Auf der Finanzseite zielt das Paket auf eine Verschärfung der Maßnahmen gegen russische Banken ab, indem drei weitere Unternehmen aus dem SWIFT-Transaktionssystem ausgeschlossen und Transaktionen der Russischen Bank für regionale Entwicklung verboten werden. Um die russische Propaganda zu bekämpfen, wird die EU die Ausstrahlung von vier weiteren Sendern in Europa aussetzen, nachdem bereits Russia Today und Sputnik eingestellt wurden.
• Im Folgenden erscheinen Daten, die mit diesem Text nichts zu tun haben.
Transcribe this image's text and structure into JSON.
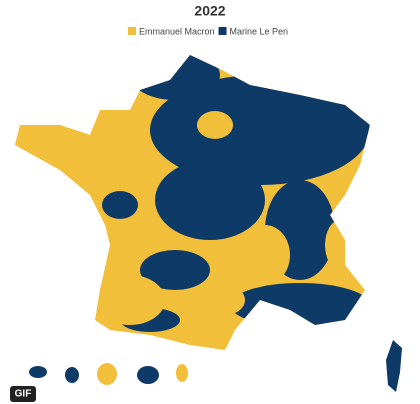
{
  "title": "2022",
  "legend": [
    {
      "name": "Emmanuel Macron",
      "color": "#f2bf3b"
    },
    {
      "name": "Marine Le Pen",
      "color": "#0d3a66"
    }
  ],
  "badge": "GIF"
}
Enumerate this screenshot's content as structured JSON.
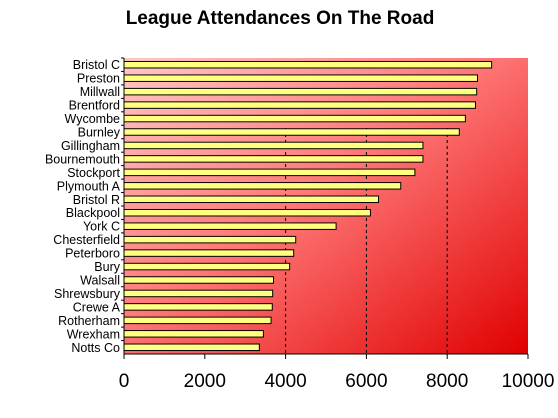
{
  "chart_data": {
    "type": "bar",
    "orientation": "horizontal",
    "title": "League Attendances On The Road",
    "xlabel": "",
    "ylabel": "",
    "categories": [
      "Bristol C",
      "Preston",
      "Millwall",
      "Brentford",
      "Wycombe",
      "Burnley",
      "Gillingham",
      "Bournemouth",
      "Stockport",
      "Plymouth A",
      "Bristol R",
      "Blackpool",
      "York C",
      "Chesterfield",
      "Peterboro",
      "Bury",
      "Walsall",
      "Shrewsbury",
      "Crewe A",
      "Rotherham",
      "Wrexham",
      "Notts Co"
    ],
    "values": [
      9100,
      8750,
      8730,
      8700,
      8450,
      8300,
      7400,
      7400,
      7200,
      6850,
      6300,
      6100,
      5250,
      4250,
      4200,
      4100,
      3700,
      3680,
      3670,
      3640,
      3450,
      3350
    ],
    "xlim": [
      0,
      10000
    ],
    "xticks": [
      0,
      2000,
      4000,
      6000,
      8000,
      10000
    ],
    "grid": "dashed vertical lines at 4000, 6000, 8000",
    "legend": "none",
    "colors": {
      "bar_fill": "#ffff80",
      "bar_stroke": "#000000",
      "plot_bg_top": "#ffc0c0",
      "plot_bg_bottom": "#e60000"
    }
  }
}
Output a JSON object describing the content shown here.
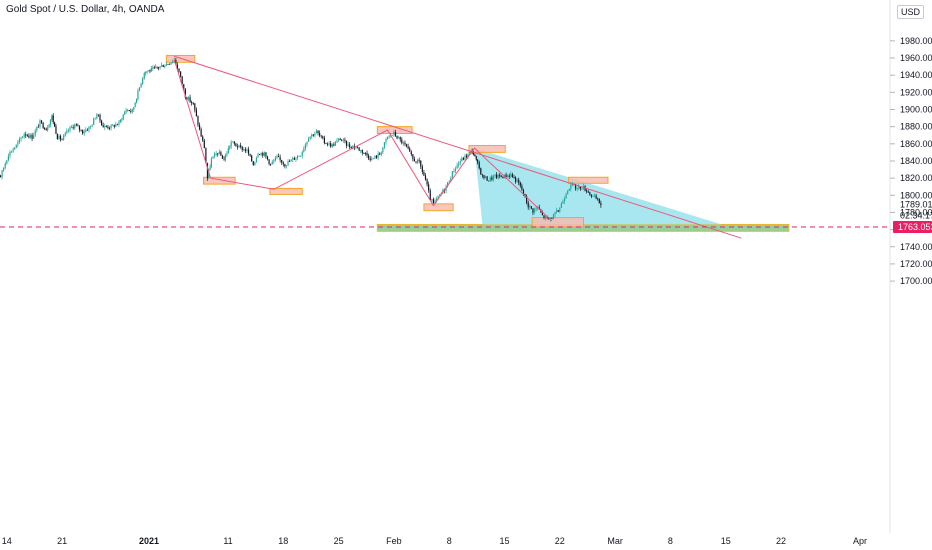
{
  "header": {
    "symbol_title": "Gold Spot / U.S. Dollar, 4h, OANDA",
    "currency": "USD"
  },
  "colors": {
    "bull_candle": "#26a69a",
    "bear_candle": "#131722",
    "trendline": "#f0557a",
    "zone_box_fill": "#f8b9b0",
    "zone_box_border": "#f5a623",
    "triangle_fill": "#99e3ec",
    "support_fill": "#7fc98b",
    "support_border": "#e5b833",
    "support_line": "#e91e63",
    "price_label_bg": "#e91e63"
  },
  "chart_data": {
    "type": "candlestick",
    "title": "Gold Spot / U.S. Dollar, 4h, OANDA",
    "y_unit": "USD",
    "ylim": [
      1685,
      1995
    ],
    "y_ticks": [
      "1980.000",
      "1960.000",
      "1940.000",
      "1920.000",
      "1900.000",
      "1880.000",
      "1860.000",
      "1840.000",
      "1820.000",
      "1800.000",
      "1780.000",
      "1760.000",
      "1740.000",
      "1720.000",
      "1700.000"
    ],
    "x_ticks": [
      "14",
      "21",
      "2021",
      "11",
      "18",
      "25",
      "Feb",
      "8",
      "15",
      "22",
      "Mar",
      "8",
      "15",
      "22",
      "Apr"
    ],
    "x_tick_days": [
      -18,
      -11,
      0,
      10,
      17,
      24,
      31,
      38,
      45,
      52,
      59,
      66,
      73,
      80,
      90
    ],
    "price_path": [
      {
        "day": -20.0,
        "price": 1840
      },
      {
        "day": -19.3,
        "price": 1828
      },
      {
        "day": -18.8,
        "price": 1822
      },
      {
        "day": -17.8,
        "price": 1848
      },
      {
        "day": -16.8,
        "price": 1858
      },
      {
        "day": -15.8,
        "price": 1872
      },
      {
        "day": -14.8,
        "price": 1868
      },
      {
        "day": -13.8,
        "price": 1885
      },
      {
        "day": -13.0,
        "price": 1877
      },
      {
        "day": -12.3,
        "price": 1892
      },
      {
        "day": -11.6,
        "price": 1868
      },
      {
        "day": -11.0,
        "price": 1865
      },
      {
        "day": -10.2,
        "price": 1876
      },
      {
        "day": -9.4,
        "price": 1882
      },
      {
        "day": -8.4,
        "price": 1874
      },
      {
        "day": -7.4,
        "price": 1880
      },
      {
        "day": -6.6,
        "price": 1895
      },
      {
        "day": -5.8,
        "price": 1880
      },
      {
        "day": -4.8,
        "price": 1880
      },
      {
        "day": -3.8,
        "price": 1884
      },
      {
        "day": -2.9,
        "price": 1900
      },
      {
        "day": -2.1,
        "price": 1898
      },
      {
        "day": -1.4,
        "price": 1920
      },
      {
        "day": -0.6,
        "price": 1944
      },
      {
        "day": 0.3,
        "price": 1946
      },
      {
        "day": 1.4,
        "price": 1950
      },
      {
        "day": 2.4,
        "price": 1954
      },
      {
        "day": 3.2,
        "price": 1958
      },
      {
        "day": 3.8,
        "price": 1944
      },
      {
        "day": 4.6,
        "price": 1916
      },
      {
        "day": 5.6,
        "price": 1906
      },
      {
        "day": 6.4,
        "price": 1876
      },
      {
        "day": 7.0,
        "price": 1856
      },
      {
        "day": 7.4,
        "price": 1820
      },
      {
        "day": 7.9,
        "price": 1842
      },
      {
        "day": 8.7,
        "price": 1850
      },
      {
        "day": 9.5,
        "price": 1842
      },
      {
        "day": 10.4,
        "price": 1862
      },
      {
        "day": 11.4,
        "price": 1856
      },
      {
        "day": 12.4,
        "price": 1852
      },
      {
        "day": 13.2,
        "price": 1836
      },
      {
        "day": 13.8,
        "price": 1850
      },
      {
        "day": 14.6,
        "price": 1848
      },
      {
        "day": 15.4,
        "price": 1836
      },
      {
        "day": 16.2,
        "price": 1844
      },
      {
        "day": 17.2,
        "price": 1836
      },
      {
        "day": 18.2,
        "price": 1842
      },
      {
        "day": 19.2,
        "price": 1848
      },
      {
        "day": 20.2,
        "price": 1868
      },
      {
        "day": 21.2,
        "price": 1874
      },
      {
        "day": 22.2,
        "price": 1862
      },
      {
        "day": 23.2,
        "price": 1858
      },
      {
        "day": 24.2,
        "price": 1866
      },
      {
        "day": 25.2,
        "price": 1858
      },
      {
        "day": 26.2,
        "price": 1856
      },
      {
        "day": 27.2,
        "price": 1850
      },
      {
        "day": 28.2,
        "price": 1842
      },
      {
        "day": 29.2,
        "price": 1848
      },
      {
        "day": 30.2,
        "price": 1868
      },
      {
        "day": 31.0,
        "price": 1872
      },
      {
        "day": 31.8,
        "price": 1864
      },
      {
        "day": 32.6,
        "price": 1856
      },
      {
        "day": 33.4,
        "price": 1842
      },
      {
        "day": 34.2,
        "price": 1838
      },
      {
        "day": 35.0,
        "price": 1818
      },
      {
        "day": 35.6,
        "price": 1796
      },
      {
        "day": 36.0,
        "price": 1790
      },
      {
        "day": 36.8,
        "price": 1800
      },
      {
        "day": 37.6,
        "price": 1810
      },
      {
        "day": 38.6,
        "price": 1830
      },
      {
        "day": 39.4,
        "price": 1840
      },
      {
        "day": 40.2,
        "price": 1846
      },
      {
        "day": 40.9,
        "price": 1852
      },
      {
        "day": 41.6,
        "price": 1836
      },
      {
        "day": 42.2,
        "price": 1822
      },
      {
        "day": 43.0,
        "price": 1818
      },
      {
        "day": 43.8,
        "price": 1822
      },
      {
        "day": 44.8,
        "price": 1822
      },
      {
        "day": 45.8,
        "price": 1824
      },
      {
        "day": 46.8,
        "price": 1814
      },
      {
        "day": 47.4,
        "price": 1802
      },
      {
        "day": 48.0,
        "price": 1788
      },
      {
        "day": 48.6,
        "price": 1782
      },
      {
        "day": 49.2,
        "price": 1786
      },
      {
        "day": 49.8,
        "price": 1776
      },
      {
        "day": 50.6,
        "price": 1772
      },
      {
        "day": 51.2,
        "price": 1776
      },
      {
        "day": 51.8,
        "price": 1782
      },
      {
        "day": 52.4,
        "price": 1794
      },
      {
        "day": 53.0,
        "price": 1808
      },
      {
        "day": 53.6,
        "price": 1812
      },
      {
        "day": 54.2,
        "price": 1808
      },
      {
        "day": 54.8,
        "price": 1810
      },
      {
        "day": 55.4,
        "price": 1806
      },
      {
        "day": 56.0,
        "price": 1800
      },
      {
        "day": 56.6,
        "price": 1796
      },
      {
        "day": 57.2,
        "price": 1789
      }
    ],
    "trendline_main": {
      "start": {
        "day": 3.2,
        "price": 1962
      },
      "end": {
        "day": 75.0,
        "price": 1750
      }
    },
    "zigzag": [
      {
        "day": 3.2,
        "price": 1958
      },
      {
        "day": 7.8,
        "price": 1820
      },
      {
        "day": 15.8,
        "price": 1807
      },
      {
        "day": 30.2,
        "price": 1876
      },
      {
        "day": 36.0,
        "price": 1788
      },
      {
        "day": 41.2,
        "price": 1855
      },
      {
        "day": 51.0,
        "price": 1770
      }
    ],
    "triangle": [
      {
        "day": 41.2,
        "price": 1855
      },
      {
        "day": 72.5,
        "price": 1766
      },
      {
        "day": 42.2,
        "price": 1766
      }
    ],
    "marker_boxes": [
      {
        "day_from": 2.2,
        "day_to": 5.8,
        "price_top": 1963,
        "price_bottom": 1955
      },
      {
        "day_from": 6.9,
        "day_to": 10.9,
        "price_top": 1821,
        "price_bottom": 1813
      },
      {
        "day_from": 15.3,
        "day_to": 19.4,
        "price_top": 1808,
        "price_bottom": 1801
      },
      {
        "day_from": 28.9,
        "day_to": 33.3,
        "price_top": 1880,
        "price_bottom": 1872
      },
      {
        "day_from": 34.8,
        "day_to": 38.5,
        "price_top": 1790,
        "price_bottom": 1782
      },
      {
        "day_from": 40.5,
        "day_to": 45.1,
        "price_top": 1858,
        "price_bottom": 1850
      },
      {
        "day_from": 53.1,
        "day_to": 58.1,
        "price_top": 1821,
        "price_bottom": 1814
      },
      {
        "day_from": 48.5,
        "day_to": 55.0,
        "price_top": 1774,
        "price_bottom": 1763
      }
    ],
    "support_zone": {
      "day_from": 28.9,
      "day_to": 81.0,
      "price_top": 1766,
      "price_bottom": 1758
    },
    "support_level": 1763.053,
    "price_scale_labels": {
      "last_price": "1789.010",
      "countdown": "02:34:17",
      "support_price": "1763.053"
    }
  }
}
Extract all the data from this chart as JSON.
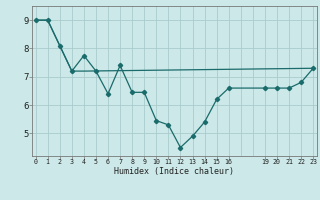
{
  "xlabel": "Humidex (Indice chaleur)",
  "bg_color": "#cce8e8",
  "grid_color": "#aacccc",
  "line_color": "#1a6b6b",
  "series1_x": [
    0,
    1,
    2,
    3,
    4,
    5,
    6,
    7,
    8,
    9,
    10,
    11,
    12,
    13,
    14,
    15,
    16,
    19,
    20,
    21,
    22,
    23
  ],
  "series1_y": [
    9.0,
    9.0,
    8.1,
    7.2,
    7.75,
    7.2,
    6.4,
    7.4,
    6.45,
    6.45,
    5.45,
    5.3,
    4.5,
    4.9,
    5.4,
    6.2,
    6.6,
    6.6,
    6.6,
    6.6,
    6.8,
    7.3
  ],
  "series2_x": [
    0,
    1,
    2,
    3,
    4,
    23
  ],
  "series2_y": [
    9.0,
    9.0,
    8.1,
    7.2,
    7.2,
    7.3
  ],
  "x_tick_positions": [
    0,
    1,
    2,
    3,
    4,
    5,
    6,
    7,
    8,
    9,
    10,
    11,
    12,
    13,
    14,
    15,
    16,
    19,
    20,
    21,
    22,
    23
  ],
  "x_tick_labels": [
    "0",
    "1",
    "2",
    "3",
    "4",
    "5",
    "6",
    "7",
    "8",
    "9",
    "10",
    "11",
    "12",
    "13",
    "14",
    "15",
    "16",
    "19",
    "20",
    "21",
    "22",
    "23"
  ],
  "y_ticks": [
    5,
    6,
    7,
    8,
    9
  ],
  "ylim": [
    4.2,
    9.5
  ],
  "xlim": [
    -0.3,
    23.3
  ]
}
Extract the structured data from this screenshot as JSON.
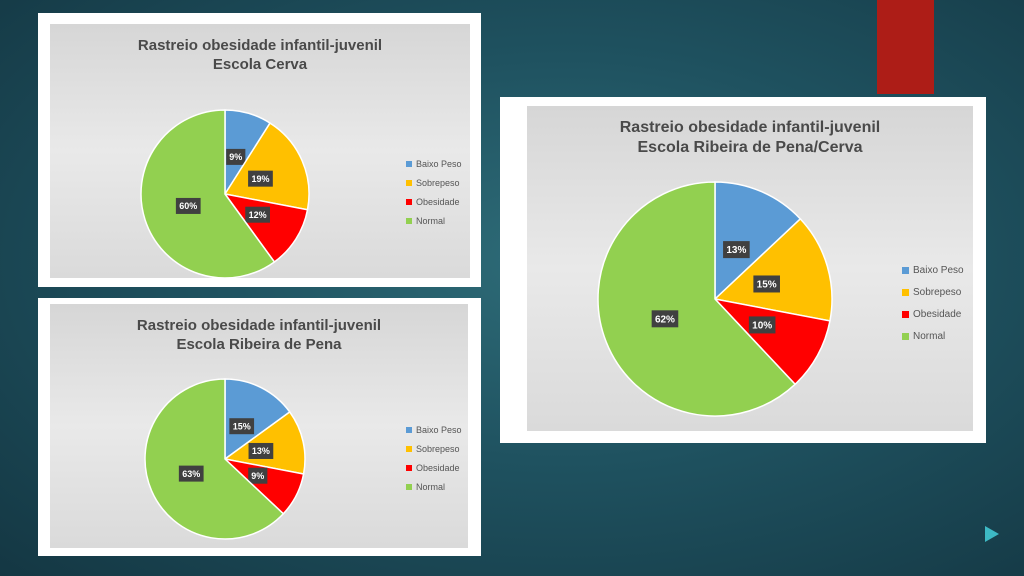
{
  "colors": {
    "baixo_peso": "#5b9bd5",
    "sobrepeso": "#ffc000",
    "obesidade": "#ff0000",
    "normal": "#92d050",
    "label_bg": "#404040"
  },
  "chart_data": [
    {
      "type": "pie",
      "title": "Rastreio obesidade infantil-juvenil",
      "subtitle": "Escola Cerva",
      "categories": [
        "Baixo Peso",
        "Sobrepeso",
        "Obesidade",
        "Normal"
      ],
      "values": [
        9,
        19,
        12,
        60
      ],
      "data_labels": [
        "9%",
        "19%",
        "12%",
        "60%"
      ],
      "legend_position": "right"
    },
    {
      "type": "pie",
      "title": "Rastreio obesidade infantil-juvenil",
      "subtitle": "Escola Ribeira de Pena",
      "categories": [
        "Baixo Peso",
        "Sobrepeso",
        "Obesidade",
        "Normal"
      ],
      "values": [
        15,
        13,
        9,
        63
      ],
      "data_labels": [
        "15%",
        "13%",
        "9%",
        "63%"
      ],
      "legend_position": "right"
    },
    {
      "type": "pie",
      "title": "Rastreio obesidade infantil-juvenil",
      "subtitle": "Escola Ribeira de Pena/Cerva",
      "categories": [
        "Baixo Peso",
        "Sobrepeso",
        "Obesidade",
        "Normal"
      ],
      "values": [
        13,
        15,
        10,
        62
      ],
      "data_labels": [
        "13%",
        "15%",
        "10%",
        "62%"
      ],
      "legend_position": "right"
    }
  ]
}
Diplomatische Quellen erklärten gegenüber Europa Press, dass die erste Debatte über die neue Runde von Sanktionen am Freitag auf der Ebene der Botschafter der EU-27 stattfinden wird und sie hoffen, eine Einigung vor dem Gipfel der EU-Staats- und Regierungschefs am 15. Dezember in Brüssel zu erzielen.

Die Hohe Vertreterin verteidigte das neunte Sanktionspaket gegen Russland als «einen weiteren sehr greifbaren Beweis für die Entschlossenheit des Handelns zur Unterstützung der Ukraine». «Wir werden den Druck auf Russland weiter erhöhen, und zwar so lange, wie es nötig ist», betonte er.